Je dirais qu'en tant que critères éthiques, nous devrions toujours garantir le respect, l'intégrité, la vie et la santé des personnes ; nous devrions également veiller à ce que la conscience, la liberté, la vie privée et l'intimité soient préservées ; et enfin, nous devrions veiller à ce que toutes les interventions soient équitables et ne génèrent pas davantage d'inégalités. Ou, par exemple, qu'elles ne sont pas discriminatoires. On parle d'eugénisme prénatal et génétique, pour citer un autre exemple.

En tant que critères éthiques, nous devrions toujours garantir le respect, l'intégrité, la vie et la santé des personnes ;

Elena Postigo. Directeur de l'Institut de bioéthique UFV

Et les cyborgs ?

Qu'est-ce qu'un cyborg ? C'est également un sujet de débat. Ce serait une synthèse entre l'organique et le cybernétique. Personnellement, je ne partage pas l'idée du cyborg telle que la conçoivent les transhumanistes. Un cyborg est une entité qui, dès son origine, est une synthèse organique-cybernétique, et qui ne doit pas nécessairement être humaine. Nous parlons d'un robot avec des cellules organiques, ou d'êtres qui n'existent pas encore. Et cela soulève tout un monde, qui est celui des robots, des machines...

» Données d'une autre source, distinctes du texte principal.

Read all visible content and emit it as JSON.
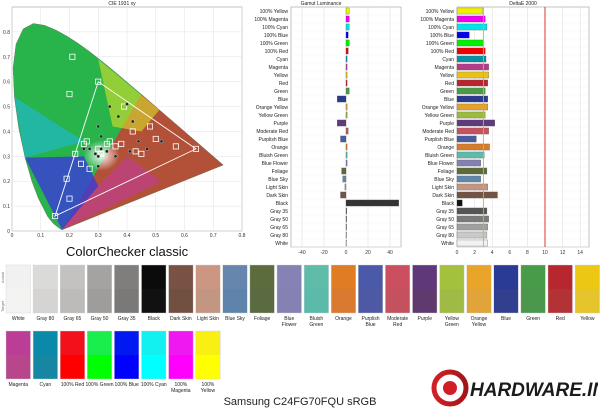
{
  "chart_data": [
    {
      "type": "scatter",
      "title": "CIE 1931 xy",
      "xlim": [
        0,
        0.8
      ],
      "ylim": [
        0,
        0.9
      ],
      "x_ticks": [
        "0",
        "0.1",
        "0.2",
        "0.3",
        "0.4",
        "0.5",
        "0.6",
        "0.7",
        "0.8"
      ],
      "y_ticks": [
        "0",
        "0.1",
        "0.2",
        "0.3",
        "0.4",
        "0.5",
        "0.6",
        "0.7",
        "0.8"
      ],
      "gamut_triangle": [
        [
          0.64,
          0.33
        ],
        [
          0.3,
          0.6
        ],
        [
          0.15,
          0.06
        ]
      ],
      "targets": [
        [
          0.3,
          0.6
        ],
        [
          0.21,
          0.7
        ],
        [
          0.39,
          0.5
        ],
        [
          0.2,
          0.55
        ],
        [
          0.48,
          0.42
        ],
        [
          0.5,
          0.37
        ],
        [
          0.33,
          0.35
        ],
        [
          0.38,
          0.35
        ],
        [
          0.43,
          0.32
        ],
        [
          0.45,
          0.31
        ],
        [
          0.26,
          0.36
        ],
        [
          0.3,
          0.33
        ],
        [
          0.34,
          0.36
        ],
        [
          0.31,
          0.31
        ],
        [
          0.36,
          0.34
        ],
        [
          0.24,
          0.27
        ],
        [
          0.27,
          0.25
        ],
        [
          0.25,
          0.35
        ],
        [
          0.22,
          0.31
        ],
        [
          0.19,
          0.21
        ],
        [
          0.2,
          0.13
        ],
        [
          0.15,
          0.06
        ],
        [
          0.64,
          0.33
        ],
        [
          0.57,
          0.34
        ],
        [
          0.42,
          0.4
        ]
      ],
      "measured": [
        [
          0.4,
          0.51
        ],
        [
          0.37,
          0.46
        ],
        [
          0.42,
          0.44
        ],
        [
          0.34,
          0.5
        ],
        [
          0.3,
          0.42
        ],
        [
          0.33,
          0.32
        ],
        [
          0.31,
          0.33
        ],
        [
          0.3,
          0.3
        ],
        [
          0.47,
          0.33
        ],
        [
          0.44,
          0.36
        ],
        [
          0.27,
          0.33
        ],
        [
          0.29,
          0.31
        ],
        [
          0.41,
          0.32
        ],
        [
          0.36,
          0.3
        ],
        [
          0.52,
          0.36
        ],
        [
          0.25,
          0.33
        ],
        [
          0.31,
          0.38
        ],
        [
          0.3,
          0.26
        ]
      ],
      "grid": true
    },
    {
      "type": "bar",
      "title": "Gamut Luminance",
      "orientation": "horizontal",
      "xlim": [
        -50,
        50
      ],
      "x_ticks": [
        "-40",
        "-20",
        "0",
        "20",
        "40"
      ],
      "categories": [
        "100% Yellow",
        "100% Magenta",
        "100% Cyan",
        "100% Blue",
        "100% Green",
        "100% Red",
        "Cyan",
        "Magenta",
        "Yellow",
        "Red",
        "Green",
        "Blue",
        "Orange Yellow",
        "Yellow Green",
        "Purple",
        "Moderate Red",
        "Purplish Blue",
        "Orange",
        "Bluish Green",
        "Blue Flower",
        "Foliage",
        "Blue Sky",
        "Light Skin",
        "Dark Skin",
        "Black",
        "Gray 35",
        "Gray 50",
        "Gray 65",
        "Gray 80",
        "White"
      ],
      "values": [
        3,
        3,
        3,
        2,
        3,
        2,
        1,
        1,
        1,
        1,
        3,
        -8,
        1,
        1,
        -8,
        2,
        -5,
        1,
        1,
        1,
        -4,
        -3,
        -1,
        -5,
        48,
        0,
        0,
        0,
        0,
        0
      ],
      "bar_colors": [
        "#f0f000",
        "#f000f0",
        "#00e6e6",
        "#0000f0",
        "#00f000",
        "#f00000",
        "#0a8fa5",
        "#b43c8c",
        "#e8c21a",
        "#b8262d",
        "#4c9a46",
        "#2a3a8e",
        "#e3a22a",
        "#9dba3e",
        "#5f3a7c",
        "#c5525f",
        "#4a5ba4",
        "#d97c2a",
        "#5dbba9",
        "#8480b3",
        "#5b6c3c",
        "#6287ad",
        "#c49682",
        "#735444",
        "#333333",
        "#555555",
        "#7a7a7a",
        "#a0a0a0",
        "#c9c9c9",
        "#f2f2f2"
      ]
    },
    {
      "type": "bar",
      "title": "DeltaE 2000",
      "orientation": "horizontal",
      "xlim": [
        0,
        15
      ],
      "x_ticks": [
        "0",
        "2",
        "4",
        "6",
        "8",
        "10",
        "12",
        "14"
      ],
      "reference_lines": [
        3,
        10
      ],
      "categories": [
        "100% Yellow",
        "100% Magenta",
        "100% Cyan",
        "100% Blue",
        "100% Green",
        "100% Red",
        "Cyan",
        "Magenta",
        "Yellow",
        "Red",
        "Green",
        "Blue",
        "Orange Yellow",
        "Yellow Green",
        "Purple",
        "Moderate Red",
        "Purplish Blue",
        "Orange",
        "Bluish Green",
        "Blue Flower",
        "Foliage",
        "Blue Sky",
        "Light Skin",
        "Dark Skin",
        "Black",
        "Gray 35",
        "Gray 50",
        "Gray 65",
        "Gray 80",
        "White"
      ],
      "values": [
        2.9,
        3.2,
        3.4,
        1.4,
        3.0,
        3.2,
        3.3,
        3.6,
        3.6,
        3.5,
        3.2,
        3.5,
        3.5,
        3.2,
        4.3,
        3.6,
        2.2,
        3.7,
        3.1,
        2.7,
        3.4,
        2.7,
        3.5,
        4.6,
        0.6,
        3.4,
        3.6,
        3.5,
        3.4,
        3.5
      ],
      "bar_colors": [
        "#f0f000",
        "#f000f0",
        "#00e6e6",
        "#0000f0",
        "#00f000",
        "#f00000",
        "#0a8fa5",
        "#b43c8c",
        "#e8c21a",
        "#b8262d",
        "#4c9a46",
        "#2a3a8e",
        "#e3a22a",
        "#9dba3e",
        "#5f3a7c",
        "#c5525f",
        "#4a5ba4",
        "#d97c2a",
        "#5dbba9",
        "#8480b3",
        "#5b6c3c",
        "#6287ad",
        "#c49682",
        "#735444",
        "#111111",
        "#555555",
        "#7a7a7a",
        "#a0a0a0",
        "#c9c9c9",
        "#f2f2f2"
      ]
    }
  ],
  "colorchecker_label": "ColorChecker classic",
  "swatches_row1": [
    {
      "label": "White",
      "actual": "#f1f1f1",
      "target": "#f3f3f2"
    },
    {
      "label": "Gray 80",
      "actual": "#dadad9",
      "target": "#d6d4d2"
    },
    {
      "label": "Gray 65",
      "actual": "#c3c2c1",
      "target": "#bdbbb9"
    },
    {
      "label": "Gray 50",
      "actual": "#a4a3a2",
      "target": "#9f9d9b"
    },
    {
      "label": "Gray 35",
      "actual": "#7f7e7d",
      "target": "#7a7978"
    },
    {
      "label": "Black",
      "actual": "#0b0b0b",
      "target": "#111111"
    },
    {
      "label": "Dark Skin",
      "actual": "#7a5244",
      "target": "#715041"
    },
    {
      "label": "Light Skin",
      "actual": "#cc9683",
      "target": "#c29681"
    },
    {
      "label": "Blue Sky",
      "actual": "#6686ae",
      "target": "#5f84ab"
    },
    {
      "label": "Foliage",
      "actual": "#5d6c3c",
      "target": "#5b6b41"
    },
    {
      "label": "Blue Flower",
      "actual": "#8682b5",
      "target": "#8482b2"
    },
    {
      "label": "Bluish Green",
      "actual": "#5ebca9",
      "target": "#5bbaa9"
    },
    {
      "label": "Orange",
      "actual": "#e07c23",
      "target": "#d97a30"
    },
    {
      "label": "Purplish Blue",
      "actual": "#4a5aa8",
      "target": "#4d5aa3"
    },
    {
      "label": "Moderate Red",
      "actual": "#cb4f5f",
      "target": "#c3525e"
    },
    {
      "label": "Purple",
      "actual": "#5e3879",
      "target": "#5f3a6e"
    },
    {
      "label": "Yellow Green",
      "actual": "#a3c13c",
      "target": "#9fba45"
    },
    {
      "label": "Orange Yellow",
      "actual": "#e9a42a",
      "target": "#e1a43a"
    },
    {
      "label": "Blue",
      "actual": "#2a3b95",
      "target": "#313f8e"
    },
    {
      "label": "Green",
      "actual": "#479b49",
      "target": "#4b974d"
    },
    {
      "label": "Red",
      "actual": "#b8262f",
      "target": "#b23235"
    },
    {
      "label": "Yellow",
      "actual": "#ecc815",
      "target": "#e6c42b"
    }
  ],
  "swatches_row2": [
    {
      "label": "Magenta",
      "actual": "#bb3d95",
      "target": "#b7468c"
    },
    {
      "label": "Cyan",
      "actual": "#0a8aa8",
      "target": "#1686a2"
    },
    {
      "label": "100% Red",
      "actual": "#f2101a",
      "target": "#ff0000"
    },
    {
      "label": "100% Green",
      "actual": "#19ee4c",
      "target": "#00ff00"
    },
    {
      "label": "100% Blue",
      "actual": "#0019f0",
      "target": "#0000ff"
    },
    {
      "label": "100% Cyan",
      "actual": "#13f0f0",
      "target": "#00ffff"
    },
    {
      "label": "100% Magenta",
      "actual": "#f018f0",
      "target": "#ff00ff"
    },
    {
      "label": "100% Yellow",
      "actual": "#f8f013",
      "target": "#ffff00"
    }
  ],
  "actual_label": "Actual",
  "target_label": "Target",
  "watermark": "HARDWARE.INFO",
  "caption": "Samsung C24FG70FQU sRGB"
}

Pourraient-ils avoir une conscience ? Ma réponse est non. Nous pouvions simuler une intelligence humaine, mais nous pouvions difficilement simuler un processus créatif ou une émotion. C'est là que nous entrons dans ce qu'est un être humain, qui n'est pas seulement une matière. Dans une perspective matérialiste, il y aurait pour eux une continuité entre un humain et un robot plus perfectionné. D'un point de vue humaniste chrétien, ce sont deux choses complètement différentes. L'une est spirituelle et possède un principe de vie en soi, et l'autre non.